Divisible by 4 and not divisible by 100.
So the program for leap year will be:
Python:
def leap_notleap(year):
yr = ''
if year <= 1917:
if year % 4 == 0:
yr = 'leap'
else:
yr = 'not leap'
elif year >= 1919:
if (year % 400 == 0) or (year % 4 == 0 and year % 100 != 0):
yr = 'leap'
else:
yr = 'not leap'
else:
yr = 'none actually, since feb had only 14 days'
return yr
In shell you can use cal -j YYYY which prints the julian day of the year, If the last julian day is 366, then it is a leap year.
$ function check_leap_year
{
year=$1
if [ `cal -j $year | awk 'NF>0' | awk 'END { print $NF } '` -eq 366 ];
then
echo "$year -> Leap Year";
else
echo "$year -> Normal Year" ;
fi
}
$ check_leap_year 1900
1900 -> Normal Year
$ check_leap_year 2000
2000 -> Leap Year
$ check_leap_year 2001
2001 -> Normal Year
$ check_leap_year 2020
2020 -> Leap Year
$
Using awk, you can do
$ awk -v year=1900 ' BEGIN { jul=strftime("%j",mktime(year " 12 31 0 0 0 ")); print jul } '
365
$ awk -v year=2000 ' BEGIN { jul=strftime("%j",mktime(year " 12 31 0 0 0 ")); print jul } '
366
$ awk -v year=2001 ' BEGIN { jul=strftime("%j",mktime(year " 12 31 0 0 0 ")); print jul } '
365
$ awk -v year=2020 ' BEGIN { jul=strftime("%j",mktime(year " 12 31 0 0 0 ")); print jul } '
366
$
BIS will be 1 if the year is leap, otherwise 0 in this boolean logic:
BIS = A MOD 4=0 - (A MOD 100=0 AND A>1600) + (A MOD 400=0 AND A>1600)
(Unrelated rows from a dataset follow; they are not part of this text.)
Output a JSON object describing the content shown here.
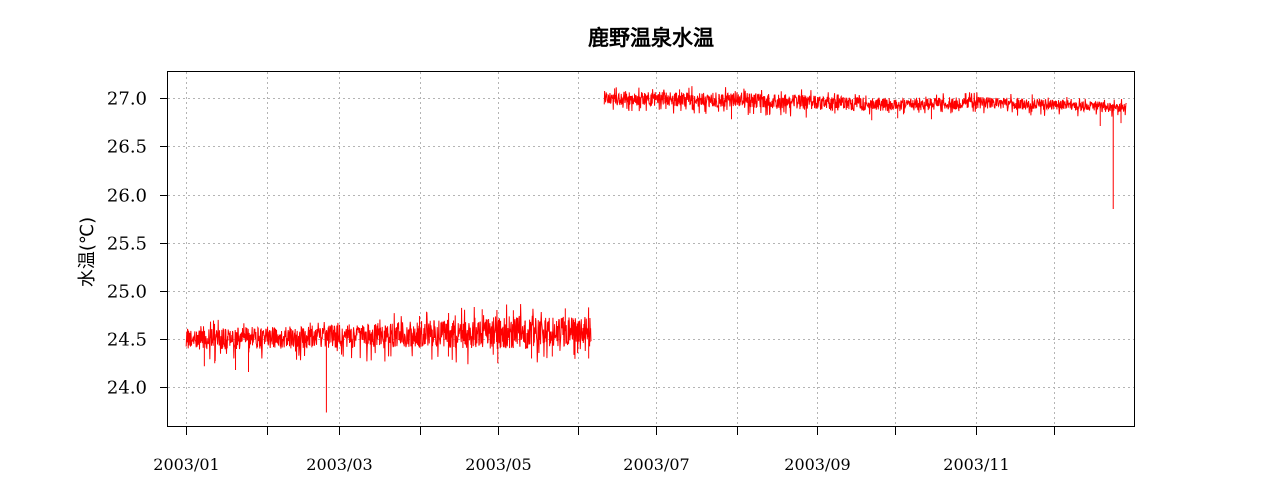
{
  "chart_data": {
    "type": "line",
    "title": "鹿野温泉水温",
    "xlabel": "",
    "ylabel": "水温(℃)",
    "x_range": [
      "2002-12-25",
      "2004-01-01"
    ],
    "ylim": [
      23.6,
      27.27
    ],
    "y_ticks": [
      24.0,
      24.5,
      25.0,
      25.5,
      26.0,
      26.5,
      27.0
    ],
    "y_tick_labels": [
      "24.0",
      "24.5",
      "25.0",
      "25.5",
      "26.0",
      "26.5",
      "27.0"
    ],
    "x_ticks": [
      "2003-01-01",
      "2003-02-01",
      "2003-03-01",
      "2003-04-01",
      "2003-05-01",
      "2003-06-01",
      "2003-07-01",
      "2003-08-01",
      "2003-09-01",
      "2003-10-01",
      "2003-11-01",
      "2003-12-01"
    ],
    "x_tick_labels": [
      "2003/01",
      "",
      "2003/03",
      "",
      "2003/05",
      "",
      "2003/07",
      "",
      "2003/09",
      "",
      "2003/11",
      ""
    ],
    "grid": true,
    "legend": "none",
    "series": [
      {
        "color": "#ff0000",
        "segments": [
          {
            "start": "2003-01-01",
            "end": "2003-06-06",
            "center": [
              [
                "2003-01-01",
                24.5
              ],
              [
                "2003-01-20",
                24.51
              ],
              [
                "2003-02-10",
                24.52
              ],
              [
                "2003-03-01",
                24.53
              ],
              [
                "2003-03-25",
                24.54
              ],
              [
                "2003-04-15",
                24.56
              ],
              [
                "2003-05-05",
                24.57
              ],
              [
                "2003-05-25",
                24.58
              ],
              [
                "2003-06-06",
                24.6
              ]
            ],
            "band": [
              [
                "2003-01-01",
                0.11
              ],
              [
                "2003-03-01",
                0.12
              ],
              [
                "2003-04-15",
                0.15
              ],
              [
                "2003-05-10",
                0.18
              ],
              [
                "2003-06-06",
                0.14
              ]
            ],
            "dips": [
              [
                "2003-01-08",
                24.22
              ],
              [
                "2003-01-12",
                24.25
              ],
              [
                "2003-01-20",
                24.18
              ],
              [
                "2003-01-25",
                24.16
              ],
              [
                "2003-02-24",
                23.74
              ],
              [
                "2003-04-12",
                24.32
              ],
              [
                "2003-05-01",
                24.25
              ],
              [
                "2003-05-14",
                24.3
              ],
              [
                "2003-05-22",
                24.32
              ],
              [
                "2003-06-05",
                24.3
              ]
            ],
            "peaks": [
              [
                "2003-04-25",
                24.81
              ],
              [
                "2003-05-07",
                24.8
              ],
              [
                "2003-05-27",
                24.82
              ]
            ]
          },
          {
            "start": "2003-06-11",
            "end": "2003-12-29",
            "center": [
              [
                "2003-06-11",
                26.99
              ],
              [
                "2003-07-01",
                26.99
              ],
              [
                "2003-08-01",
                26.98
              ],
              [
                "2003-09-01",
                26.95
              ],
              [
                "2003-10-01",
                26.93
              ],
              [
                "2003-11-01",
                26.95
              ],
              [
                "2003-12-01",
                26.93
              ],
              [
                "2003-12-29",
                26.9
              ]
            ],
            "band": [
              [
                "2003-06-11",
                0.07
              ],
              [
                "2003-08-01",
                0.08
              ],
              [
                "2003-10-01",
                0.07
              ],
              [
                "2003-12-29",
                0.05
              ]
            ],
            "dips": [
              [
                "2003-07-30",
                26.78
              ],
              [
                "2003-09-22",
                26.77
              ],
              [
                "2003-10-02",
                26.79
              ],
              [
                "2003-10-15",
                26.78
              ],
              [
                "2003-12-19",
                26.71
              ],
              [
                "2003-12-24",
                25.85
              ],
              [
                "2003-12-27",
                26.74
              ]
            ],
            "peaks": [
              [
                "2003-06-15",
                27.1
              ],
              [
                "2003-07-10",
                27.09
              ],
              [
                "2003-10-28",
                27.05
              ]
            ]
          }
        ]
      }
    ]
  }
}
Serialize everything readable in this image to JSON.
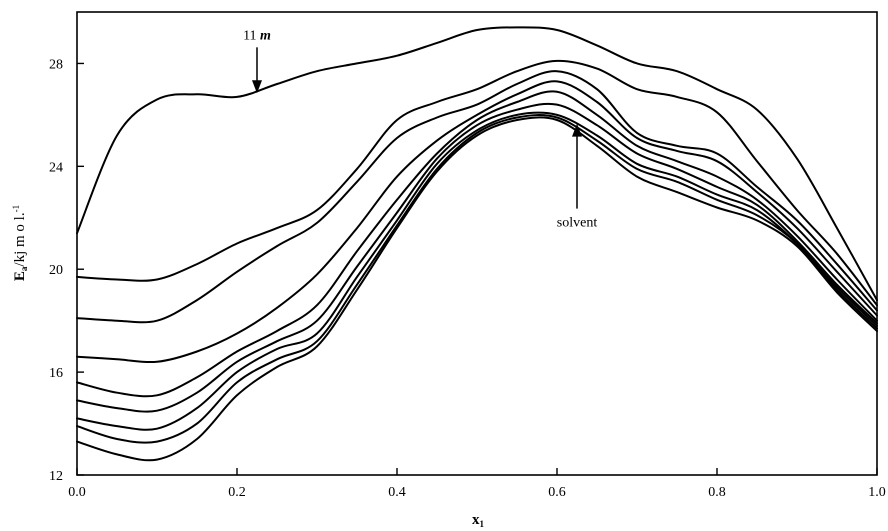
{
  "chart_data": {
    "type": "line",
    "title": "",
    "xlabel": "x",
    "xlabel_sub": "1",
    "ylabel": "E",
    "ylabel_sub": "a",
    "ylabel_unit": "/kj m o l.",
    "ylabel_sup": "-1",
    "xlim": [
      0.0,
      1.0
    ],
    "ylim": [
      12,
      30
    ],
    "x_ticks": [
      "0.0",
      "0.2",
      "0.4",
      "0.6",
      "0.8",
      "1.0"
    ],
    "y_ticks": [
      "12",
      "16",
      "20",
      "24",
      "28"
    ],
    "x": [
      0.0,
      0.05,
      0.1,
      0.15,
      0.2,
      0.25,
      0.3,
      0.35,
      0.4,
      0.45,
      0.5,
      0.55,
      0.6,
      0.65,
      0.7,
      0.75,
      0.8,
      0.85,
      0.9,
      0.95,
      1.0
    ],
    "series": [
      {
        "name": "11 m",
        "values": [
          21.4,
          25.2,
          26.6,
          26.8,
          26.7,
          27.2,
          27.7,
          28.0,
          28.3,
          28.8,
          29.3,
          29.4,
          29.3,
          28.7,
          28.0,
          27.7,
          27.0,
          26.2,
          24.3,
          21.6,
          18.8
        ]
      },
      {
        "values": [
          19.7,
          19.6,
          19.6,
          20.2,
          21.0,
          21.6,
          22.3,
          23.9,
          25.8,
          26.5,
          27.0,
          27.7,
          28.1,
          27.8,
          27.0,
          26.7,
          26.1,
          24.2,
          22.3,
          20.6,
          18.6
        ]
      },
      {
        "values": [
          18.1,
          18.0,
          18.0,
          18.8,
          19.9,
          20.9,
          21.8,
          23.4,
          25.1,
          25.9,
          26.4,
          27.2,
          27.7,
          27.0,
          25.3,
          24.8,
          24.5,
          23.2,
          21.9,
          20.2,
          18.4
        ]
      },
      {
        "values": [
          16.6,
          16.5,
          16.4,
          16.8,
          17.5,
          18.5,
          19.8,
          21.6,
          23.6,
          25.0,
          26.0,
          26.8,
          27.3,
          26.5,
          25.1,
          24.6,
          24.2,
          23.0,
          21.6,
          19.9,
          18.2
        ]
      },
      {
        "values": [
          15.6,
          15.2,
          15.1,
          15.8,
          16.8,
          17.6,
          18.6,
          20.7,
          22.7,
          24.5,
          25.8,
          26.5,
          26.9,
          26.0,
          24.8,
          24.2,
          23.6,
          22.7,
          21.3,
          19.6,
          18.0
        ]
      },
      {
        "values": [
          14.9,
          14.6,
          14.5,
          15.2,
          16.4,
          17.2,
          18.0,
          20.1,
          22.2,
          24.3,
          25.6,
          26.2,
          26.4,
          25.6,
          24.5,
          23.9,
          23.2,
          22.5,
          21.1,
          19.4,
          17.9
        ]
      },
      {
        "values": [
          14.2,
          13.9,
          13.8,
          14.6,
          16.0,
          16.9,
          17.5,
          19.7,
          21.9,
          24.1,
          25.4,
          26.0,
          26.0,
          25.2,
          24.1,
          23.6,
          22.9,
          22.3,
          21.0,
          19.3,
          17.8
        ]
      },
      {
        "values": [
          13.9,
          13.4,
          13.3,
          14.0,
          15.6,
          16.5,
          17.2,
          19.4,
          21.7,
          23.9,
          25.3,
          25.9,
          25.9,
          25.0,
          23.9,
          23.4,
          22.7,
          22.1,
          21.0,
          19.2,
          17.7
        ]
      },
      {
        "name": "solvent",
        "values": [
          13.3,
          12.8,
          12.6,
          13.4,
          15.1,
          16.2,
          17.0,
          19.2,
          21.6,
          23.8,
          25.2,
          25.8,
          25.8,
          24.8,
          23.6,
          23.0,
          22.4,
          21.9,
          20.9,
          19.1,
          17.6
        ]
      }
    ],
    "annotations": [
      {
        "text": "11",
        "emphasis": "m",
        "x": 0.225,
        "y": 26.8
      },
      {
        "text": "solvent",
        "x": 0.625,
        "y": 25.7
      }
    ],
    "grid": false,
    "legend": "none"
  }
}
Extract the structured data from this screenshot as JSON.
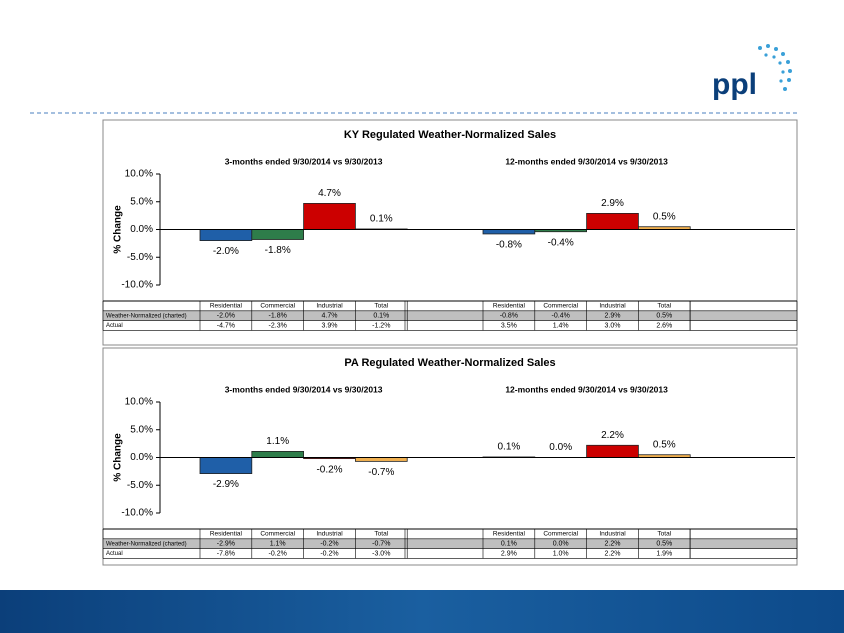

just wrote this in Coffee-Script:
is_leap_year = ( year ) ->
assert isa_integer year
return true if year % 400 == 0
return false if year % 100 == 0
return true if year % 4 == 0
return false
# parseInt? that's not even a word.
# Let's rewrite that using real language:
integer = parseInt
isa_number = ( x ) ->
return Object.prototype.toString.call( x ) == '[object Number]' and not isNaN( x )
isa_integer = ( x ) ->
return ( isa_number x ) and ( x == integer( x ) )
of course, the validity checking done here goes a little further than what was asked for, but i find it a necessary thing to do in good programming.
note that the return values of this function indicate leap years in the so-called proleptic gregorian calendar, so for the year 1400 it indicates false, whereas in fact that year was a leap year, according to the then-used julian calendar. i will still leave it as such in the datetime library i'm writing because writing correct code to deal with dates quickly gets surprisingly involved, so i will only ever support the gregorian calendar (or get paid for another one).